Mais, s'il a été porté depuis longtemps à l'attention du gouvernement du Québec que la centrale d'Hydro-Jonquière ne peut recevoir ce débit, il faut s'interroger sérieusement sur les raisons pour lesquelles aucune action n'a encore été prise afin de régler le problème. Et, si cette information cruciale n'avait pas encore été transmise à Québec par Saguenay avant les reportages des derniers jours, cela démontre également un sérieux problème dans le suivi et la gestion du dossier. D'autant plus que tant du côté de Résolu (Abitibi-Price à l'époque) que d'Alcan, des travaux de mise aux normes sur les installations ont été effectués dans la foulée des événements de 1996.

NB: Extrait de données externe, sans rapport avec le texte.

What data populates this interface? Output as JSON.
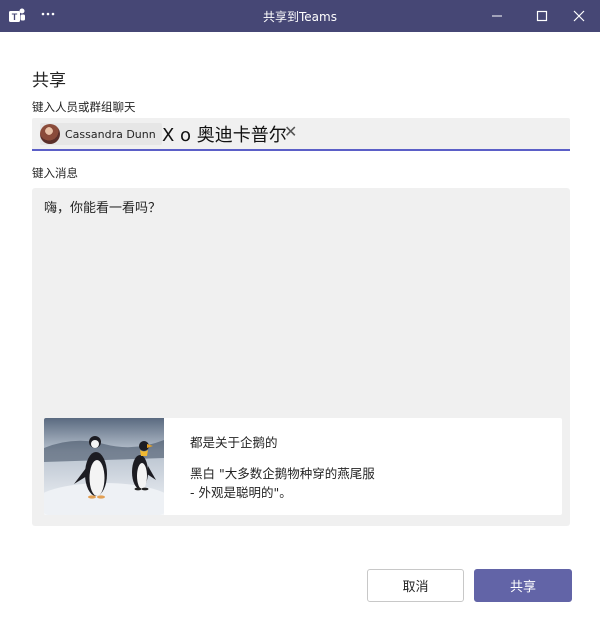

Le deuxième constat, c'est qu'au-delà de la recherche du ou des «coupables», il faut absolument que le gouvernement du Québec et que les élus de Saguenay s'assoient et identifient, rapidement, quels correctifs doivent être apportés afin de rendre conforme et efficace le barrage d'Hydro-Jonquière. Il faudra aussi s'entendre rapidement sur le paiement de la facture de ces travaux et sur un éventuel partage des coûts.
Déjà, la semaine dernière, le ministre et député de Jonquière, Sylvain Gaudreault, s'est fait rassurant en indiquant qu'une nouvelle table de travail avait été mise en place, avec le mandat de réévaluer complètement le modèle de gestion du lac Kénogami.
C'est un euphémisme que d'affirmer que l'heure est à l'action. Les citoyens attendent du concret!
Le «mini-déluge» survenu en juin dernier a démontré qu'un risque subsiste pour les riverains du lac Kénogami et ceux de la rivière aux Sables. Les caprices de la météo étant ce qu'ils sont, il faut prendre en considération que de telles crues sont susceptibles de devenir non pas des exceptions mais plutôt les nouvelles normes. Clairement, les autorités doivent agir et placer ce dossier sur la «fast-track», sur le sommet de leur pile de dossiers prioritaires respectifs...
Dans une perspective plus large, la construction d'un réservoir tampon sur la rivière Pikauba, principale recommandation contenue dans le rapport Nicolet, apparaît encore comme la meilleure solution afin de faciliter et d'assurer une gestion optimale et sécuritaire du bassin du lac Kénogami. Le projet a d'abord été écarté par le gouvernement Charest au milieu des années 2000. Parce qu'il est coûteux et relativement complexe, on comprend que le nouveau gouvernement Marois n'a pas cherché à le replacer au coeur de l'actualité. Surtout dans le contexte budgétaire actuel.
Il demeure que l'on ne peut pas jouer avec la sécurité et la quiétude d'esprit des citoyens. Et qu'il est sans doute envisageable de doter un éventuel barrage «Pikauba» de turbines pour générer de l'énergie, ce qui permettrait d'amortir l'investissement. Chose certaine, 18 ans plus tard, il est temps de régler durablement et définitivement la question de la gestion du réservoir du lac Kénogami.